Magros of the Fifth Layer regarded her as one regarded a furious imp- unconcerned, unimpressed. The misfortune devil looked as much like a human as Sairché did-only instead of wings to name him a fiend, his feet were cloven hooves the size of an erinyes’s fist.
“I thought that was how we were doing things,” he said. “How you were doing things, anyway.” Magros shed the heavy furs he wore, draping them over a spike of crystal. He rolled up his sleeves and patted a cloth to the sweat that had sprung up between his tiny horns. “Blasted heat. Your Chosen is finally in play, I take it? Better late than never. I suppose.”
Sairché gritted her teeth. That stlarning phrase.

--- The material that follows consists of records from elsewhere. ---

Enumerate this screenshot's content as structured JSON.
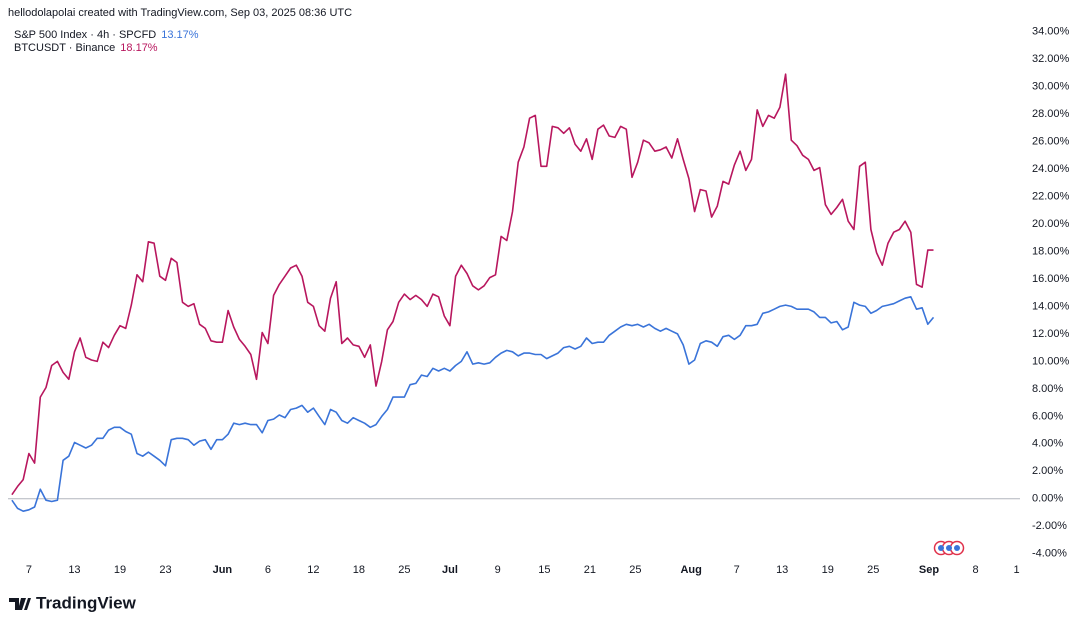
{
  "header": {
    "attribution": "hellodolapolai created with TradingView.com, Sep 03, 2025 08:36 UTC"
  },
  "footer": {
    "brand": "TradingView"
  },
  "chart_data": {
    "type": "line",
    "x": [
      -1.5,
      -1,
      -0.5,
      0,
      0.5,
      1,
      1.5,
      2,
      2.5,
      3,
      3.5,
      4,
      4.5,
      5,
      5.5,
      6,
      6.5,
      7,
      7.5,
      8,
      8.5,
      9,
      9.5,
      10,
      10.5,
      11,
      11.5,
      12,
      12.5,
      13,
      13.5,
      14,
      14.5,
      15,
      15.5,
      16,
      16.5,
      17,
      17.5,
      18,
      18.5,
      19,
      19.5,
      20,
      20.5,
      21,
      21.5,
      22,
      22.5,
      23,
      23.5,
      24,
      24.5,
      25,
      25.5,
      26,
      26.5,
      27,
      27.5,
      28,
      28.5,
      29,
      29.5,
      30,
      30.5,
      31,
      31.5,
      32,
      32.5,
      33,
      33.5,
      34,
      34.5,
      35,
      35.5,
      36,
      36.5,
      37,
      37.5,
      38,
      38.5,
      39,
      39.5,
      40,
      40.5,
      41,
      41.5,
      42,
      42.5,
      43,
      43.5,
      44,
      44.5,
      45,
      45.5,
      46,
      46.5,
      47,
      47.5,
      48,
      48.5,
      49,
      49.5,
      50,
      50.5,
      51,
      51.5,
      52,
      52.5,
      53,
      53.5,
      54,
      54.5,
      55,
      55.5,
      56,
      56.5,
      57,
      57.5,
      58,
      58.5,
      59,
      59.5,
      60,
      60.5,
      61,
      61.5,
      62,
      62.5,
      63,
      63.5,
      64,
      64.5,
      65,
      65.5,
      66,
      66.5,
      67,
      67.5,
      68,
      68.5,
      69,
      69.5,
      70,
      70.5,
      71,
      71.5,
      72,
      72.5,
      73,
      73.5,
      74,
      74.5,
      75,
      75.5,
      76,
      76.5,
      77,
      77.5,
      78,
      78.5,
      79,
      79.5
    ],
    "series": [
      {
        "name": "S&P 500 Index · 4h · SPCFD",
        "legend_value": "13.17%",
        "color": "#3a74d9",
        "values": [
          -0.1,
          -0.7,
          -0.9,
          -0.8,
          -0.6,
          0.7,
          -0.1,
          -0.2,
          -0.1,
          2.8,
          3.1,
          4.1,
          3.9,
          3.7,
          3.9,
          4.4,
          4.4,
          5.0,
          5.2,
          5.2,
          4.9,
          4.7,
          3.3,
          3.1,
          3.4,
          3.1,
          2.8,
          2.4,
          4.3,
          4.4,
          4.4,
          4.3,
          3.9,
          4.2,
          4.3,
          3.6,
          4.3,
          4.3,
          4.7,
          5.5,
          5.4,
          5.5,
          5.4,
          5.4,
          4.8,
          5.7,
          5.8,
          6.1,
          5.9,
          6.5,
          6.6,
          6.8,
          6.3,
          6.6,
          6.0,
          5.4,
          6.5,
          6.3,
          5.7,
          5.5,
          5.9,
          5.7,
          5.5,
          5.2,
          5.4,
          6.0,
          6.5,
          7.4,
          7.4,
          7.4,
          8.3,
          8.4,
          9.0,
          8.9,
          9.5,
          9.3,
          9.5,
          9.3,
          9.7,
          10.0,
          10.7,
          9.8,
          9.9,
          9.8,
          9.9,
          10.3,
          10.6,
          10.8,
          10.7,
          10.4,
          10.6,
          10.6,
          10.5,
          10.5,
          10.2,
          10.4,
          10.6,
          11.0,
          11.1,
          10.9,
          11.1,
          11.7,
          11.3,
          11.4,
          11.4,
          11.9,
          12.2,
          12.5,
          12.7,
          12.6,
          12.7,
          12.5,
          12.7,
          12.4,
          12.2,
          12.4,
          12.2,
          12.0,
          11.2,
          9.8,
          10.1,
          11.3,
          11.5,
          11.4,
          11.1,
          11.8,
          11.9,
          11.6,
          11.9,
          12.6,
          12.6,
          12.7,
          13.5,
          13.6,
          13.8,
          14.0,
          14.1,
          14.0,
          13.8,
          13.8,
          13.8,
          13.6,
          13.2,
          13.2,
          12.8,
          12.9,
          12.3,
          12.5,
          14.3,
          14.1,
          14.0,
          13.5,
          13.7,
          14.0,
          14.1,
          14.2,
          14.4,
          14.6,
          14.7,
          13.8,
          13.9,
          12.7,
          13.2
        ]
      },
      {
        "name": "BTCUSDT · Binance",
        "legend_value": "18.17%",
        "color": "#b8175e",
        "values": [
          0.3,
          0.9,
          1.4,
          3.3,
          2.6,
          7.4,
          8.1,
          9.7,
          10.0,
          9.2,
          8.7,
          10.7,
          11.7,
          10.3,
          10.1,
          10.0,
          11.4,
          11.0,
          11.9,
          12.6,
          12.4,
          14.1,
          16.3,
          15.8,
          18.7,
          18.6,
          16.2,
          15.9,
          17.5,
          17.2,
          14.3,
          14.0,
          14.2,
          12.7,
          12.4,
          11.5,
          11.4,
          11.4,
          13.7,
          12.5,
          11.6,
          11.1,
          10.5,
          8.7,
          12.1,
          11.3,
          14.8,
          15.6,
          16.2,
          16.8,
          17.0,
          16.2,
          14.3,
          14.0,
          12.6,
          12.2,
          14.6,
          15.8,
          11.3,
          11.7,
          11.2,
          11.1,
          10.3,
          11.2,
          8.2,
          10.0,
          12.3,
          12.9,
          14.3,
          14.9,
          14.5,
          14.8,
          14.5,
          14.0,
          14.9,
          14.7,
          13.3,
          12.6,
          16.2,
          17.0,
          16.4,
          15.5,
          15.2,
          15.5,
          16.1,
          16.3,
          19.1,
          18.8,
          20.9,
          24.5,
          25.6,
          27.7,
          27.9,
          24.2,
          24.2,
          27.1,
          27.0,
          26.6,
          27.0,
          25.8,
          25.3,
          26.2,
          24.7,
          26.9,
          27.2,
          26.4,
          26.3,
          27.1,
          26.9,
          23.4,
          24.5,
          26.1,
          25.9,
          25.3,
          25.4,
          25.6,
          24.8,
          26.2,
          24.7,
          23.3,
          20.9,
          22.5,
          22.4,
          20.5,
          21.3,
          23.1,
          22.9,
          24.3,
          25.3,
          23.9,
          24.7,
          28.3,
          27.1,
          27.9,
          27.7,
          28.5,
          30.9,
          26.1,
          25.7,
          25.0,
          24.7,
          23.9,
          24.1,
          21.4,
          20.7,
          21.2,
          21.8,
          20.2,
          19.6,
          24.2,
          24.5,
          19.6,
          17.9,
          17.0,
          18.6,
          19.4,
          19.6,
          20.2,
          19.4,
          15.6,
          15.4,
          18.1,
          18.1
        ]
      }
    ],
    "xlim": [
      -1.84,
      87.1
    ],
    "xticks": [
      {
        "value": 0,
        "label": "7"
      },
      {
        "value": 4,
        "label": "13"
      },
      {
        "value": 8,
        "label": "19"
      },
      {
        "value": 12,
        "label": "23"
      },
      {
        "value": 17,
        "label": "Jun"
      },
      {
        "value": 21,
        "label": "6"
      },
      {
        "value": 25,
        "label": "12"
      },
      {
        "value": 29,
        "label": "18"
      },
      {
        "value": 33,
        "label": "25"
      },
      {
        "value": 37,
        "label": "Jul"
      },
      {
        "value": 41.2,
        "label": "9"
      },
      {
        "value": 45.3,
        "label": "15"
      },
      {
        "value": 49.3,
        "label": "21"
      },
      {
        "value": 53.3,
        "label": "25"
      },
      {
        "value": 58.2,
        "label": "Aug"
      },
      {
        "value": 62.2,
        "label": "7"
      },
      {
        "value": 66.2,
        "label": "13"
      },
      {
        "value": 70.2,
        "label": "19"
      },
      {
        "value": 74.2,
        "label": "25"
      },
      {
        "value": 79.1,
        "label": "Sep"
      },
      {
        "value": 83.2,
        "label": "8"
      },
      {
        "value": 86.8,
        "label": "1"
      }
    ],
    "ylim": [
      -4.6,
      34.7
    ],
    "yticks": [
      {
        "value": -4,
        "label": "-4.00%"
      },
      {
        "value": -2,
        "label": "-2.00%"
      },
      {
        "value": 0,
        "label": "0.00%"
      },
      {
        "value": 2,
        "label": "2.00%"
      },
      {
        "value": 4,
        "label": "4.00%"
      },
      {
        "value": 6,
        "label": "6.00%"
      },
      {
        "value": 8,
        "label": "8.00%"
      },
      {
        "value": 10,
        "label": "10.00%"
      },
      {
        "value": 12,
        "label": "12.00%"
      },
      {
        "value": 14,
        "label": "14.00%"
      },
      {
        "value": 16,
        "label": "16.00%"
      },
      {
        "value": 18,
        "label": "18.00%"
      },
      {
        "value": 20,
        "label": "20.00%"
      },
      {
        "value": 22,
        "label": "22.00%"
      },
      {
        "value": 24,
        "label": "24.00%"
      },
      {
        "value": 26,
        "label": "26.00%"
      },
      {
        "value": 28,
        "label": "28.00%"
      },
      {
        "value": 30,
        "label": "30.00%"
      },
      {
        "value": 32,
        "label": "32.00%"
      },
      {
        "value": 34,
        "label": "34.00%"
      }
    ],
    "baseline": 0,
    "grid": false
  }
}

“Much better,” Sairché said. “Or will you claim that the Chosen you used for your prince’s personal efforts-the one that died far too early-was a better played piece?”
Magros gave her a withering look. “What can we do for the frailty of mortals?”
“Not get them killed unnecessarily?” Sairché offered.
“And what of your wizard?” Magros said. “My agent in the camp reports witnessing-over several nights-a carrier landing in the courtyard of the fortress.” He settled himself on a fallen pillar. “Seeing as how there were not more guards in the camp after, and the beasts that bore the carrier had a harder time leaving than arriving, I’m beginning to wonder if you even know what your pieces are managing in your absence.”